Ever wondered how technology is changing the discovery process? This weekend, I stumbled upon an article written by Peter S. Vogel about the impact of electronically stored information (“ESI”) on litigation and arbitration.
Here is an excerpt:
In 2006, the federal rules of civil procedure (and since then, many state rules as well) were changed to specifically deal with ESI. If you have been reading any reports of trials, you will know that there have been some very high-profile companies that have lost millions of dollars as a result of destruction of emails (Zubulake v. UBS), failing to provide all 14,000 backup tapes of emails during discovery (Coleman v. Morgan Stanley), or hiding more than 41,000 relevant emails (Qualcomm Inc (Nasdaq: QCOM). v. Broadcom). All of these cases could have avoided such litigation disaster had the lawyers and ITbeen communicating.
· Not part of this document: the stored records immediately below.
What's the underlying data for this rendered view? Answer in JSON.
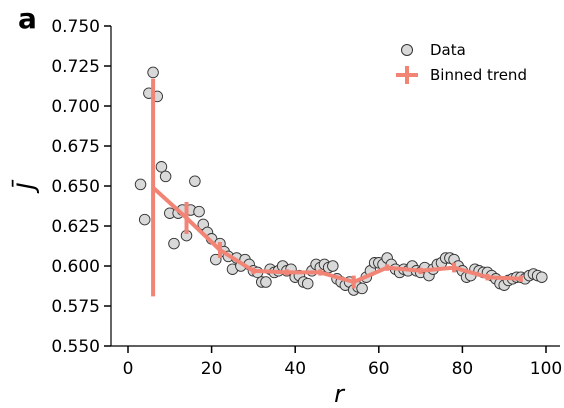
{
  "panel_label": "a",
  "chart_data": {
    "type": "scatter",
    "xlabel": "r",
    "ylabel": "J̄",
    "xlim": [
      -4,
      103
    ],
    "ylim": [
      0.55,
      0.755
    ],
    "xticks": [
      0,
      20,
      40,
      60,
      80,
      100
    ],
    "xtick_labels": [
      "0",
      "20",
      "40",
      "60",
      "80",
      "100"
    ],
    "yticks": [
      0.55,
      0.575,
      0.6,
      0.625,
      0.65,
      0.675,
      0.7,
      0.725,
      0.75
    ],
    "ytick_labels": [
      "0.550",
      "0.575",
      "0.600",
      "0.625",
      "0.650",
      "0.675",
      "0.700",
      "0.725",
      "0.750"
    ],
    "grid": false,
    "legend_position": "top-right",
    "legend": [
      {
        "label": "Data",
        "marker": "circle",
        "color": "#d9d9d9"
      },
      {
        "label": "Binned trend",
        "marker": "errorbar-line",
        "color": "#f28476"
      }
    ],
    "colors": {
      "points_fill": "#d9d9d9",
      "points_edge": "#333333",
      "trend": "#f28476"
    },
    "series": [
      {
        "name": "Data",
        "kind": "scatter",
        "x": [
          3,
          4,
          5,
          6,
          7,
          8,
          9,
          10,
          11,
          12,
          13,
          14,
          15,
          16,
          17,
          18,
          19,
          20,
          21,
          22,
          23,
          24,
          25,
          26,
          27,
          28,
          29,
          30,
          31,
          32,
          33,
          34,
          35,
          36,
          37,
          38,
          39,
          40,
          41,
          42,
          43,
          44,
          45,
          46,
          47,
          48,
          49,
          50,
          51,
          52,
          53,
          54,
          55,
          56,
          57,
          58,
          59,
          60,
          61,
          62,
          63,
          64,
          65,
          66,
          67,
          68,
          69,
          70,
          71,
          72,
          73,
          74,
          75,
          76,
          77,
          78,
          79,
          80,
          81,
          82,
          83,
          84,
          85,
          86,
          87,
          88,
          89,
          90,
          91,
          92,
          93,
          94,
          95,
          96,
          97,
          98,
          99
        ],
        "y": [
          0.651,
          0.629,
          0.708,
          0.721,
          0.706,
          0.662,
          0.656,
          0.633,
          0.614,
          0.633,
          0.635,
          0.619,
          0.635,
          0.653,
          0.634,
          0.626,
          0.621,
          0.617,
          0.604,
          0.614,
          0.609,
          0.606,
          0.598,
          0.605,
          0.6,
          0.604,
          0.601,
          0.597,
          0.596,
          0.59,
          0.59,
          0.598,
          0.596,
          0.597,
          0.6,
          0.597,
          0.598,
          0.593,
          0.594,
          0.59,
          0.589,
          0.597,
          0.601,
          0.599,
          0.601,
          0.599,
          0.6,
          0.592,
          0.59,
          0.588,
          0.59,
          0.585,
          0.587,
          0.586,
          0.593,
          0.597,
          0.602,
          0.602,
          0.601,
          0.605,
          0.601,
          0.598,
          0.596,
          0.598,
          0.597,
          0.6,
          0.597,
          0.596,
          0.599,
          0.594,
          0.598,
          0.601,
          0.602,
          0.605,
          0.605,
          0.604,
          0.6,
          0.597,
          0.593,
          0.594,
          0.598,
          0.597,
          0.596,
          0.596,
          0.594,
          0.592,
          0.589,
          0.588,
          0.591,
          0.592,
          0.593,
          0.593,
          0.592,
          0.594,
          0.595,
          0.594,
          0.593
        ]
      },
      {
        "name": "Binned trend",
        "kind": "line-errorbar",
        "x": [
          6,
          14,
          22,
          30,
          38,
          46,
          54,
          62,
          70,
          78,
          86,
          94
        ],
        "y": [
          0.649,
          0.63,
          0.61,
          0.597,
          0.596,
          0.596,
          0.59,
          0.599,
          0.597,
          0.599,
          0.593,
          0.592
        ],
        "yerr": [
          0.068,
          0.01,
          0.005,
          0.002,
          0.002,
          0.002,
          0.004,
          0.002,
          0.002,
          0.003,
          0.002,
          0.002
        ]
      }
    ]
  }
}
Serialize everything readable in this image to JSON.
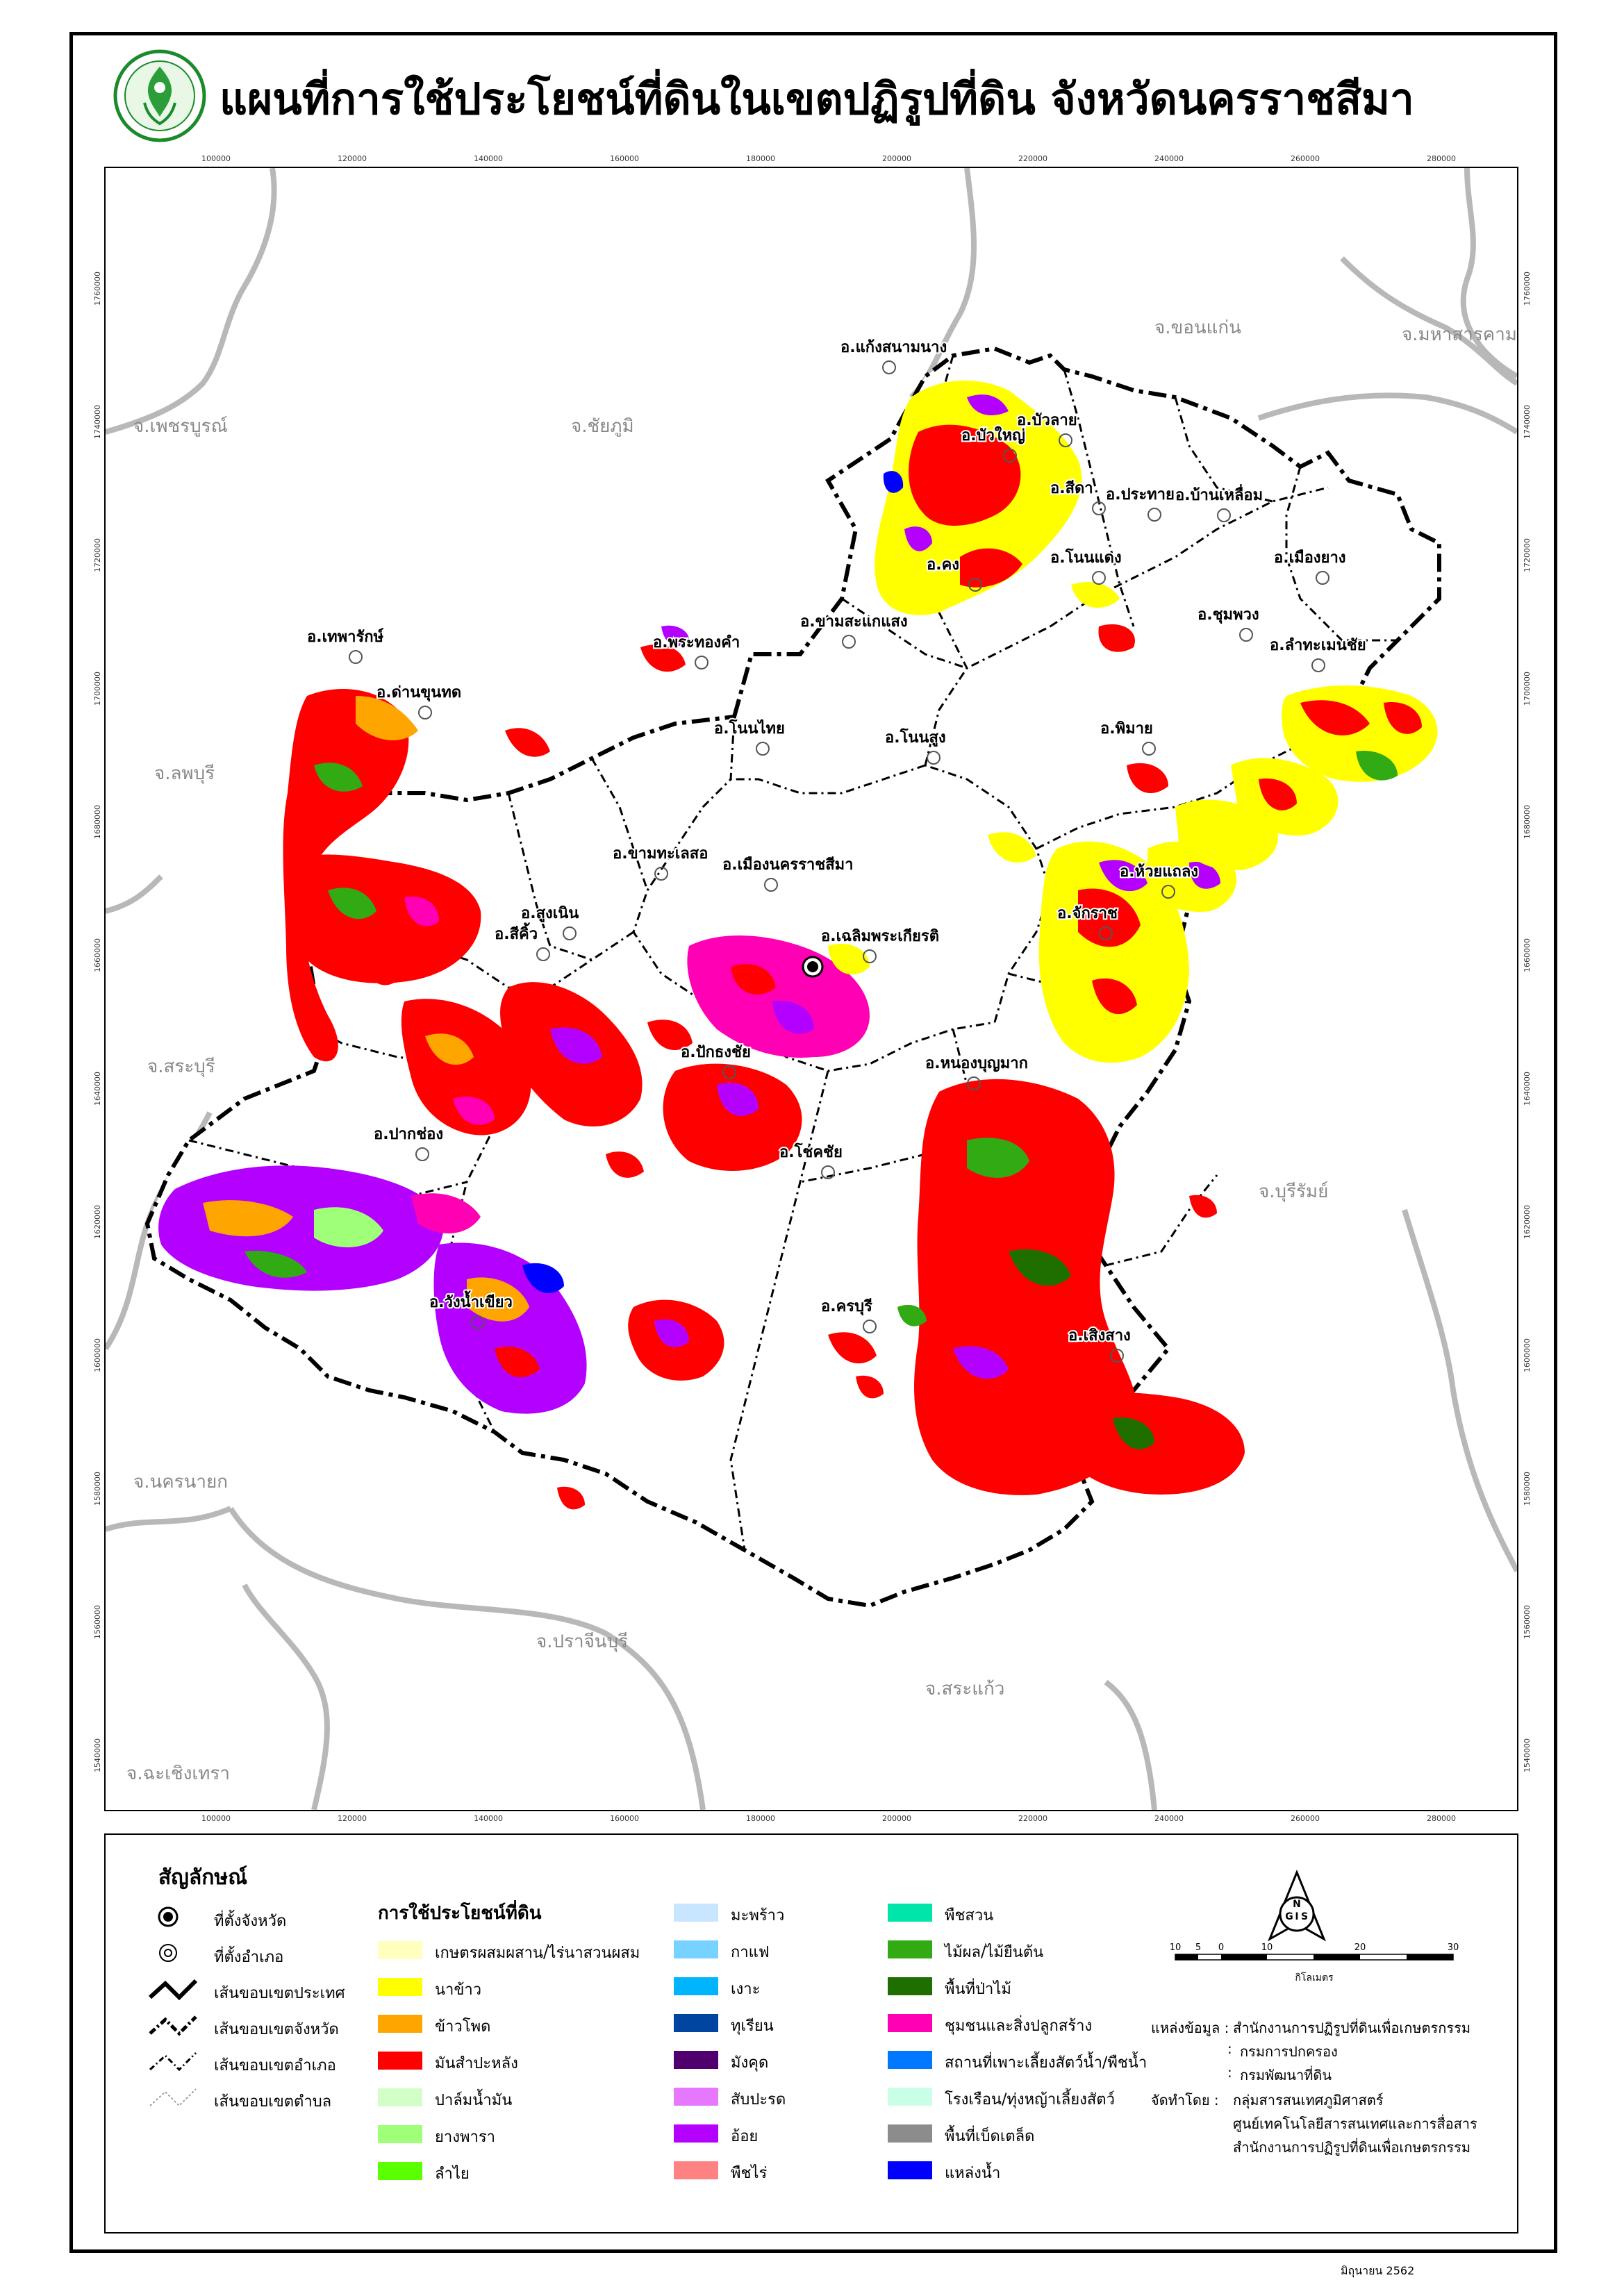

When evidence has been destroyed (spoliated), a judge or arbitration panel can grant a verdict against the destroying party, fine the party, or issue an adverse inference to the jury. An adverse inference directs the jury to assume that the reason the party destroyed the evidence was that it was adverse to its claims in the lawsuit. Most of the time, juries will accept the judge’s instructions and agree that the evidence destroyed was damaging, which is what happened in the Zubulake and Coleman cases.
Mr. Vogel concludes that:
Judges and arbitration panels are having to come to grips with the fact that they have to understand ESI, since every case has some critical evidence that is only electronic. However, only about 5 percent of the cases filed actually go to trial, and most litigation is settled during the discovery process.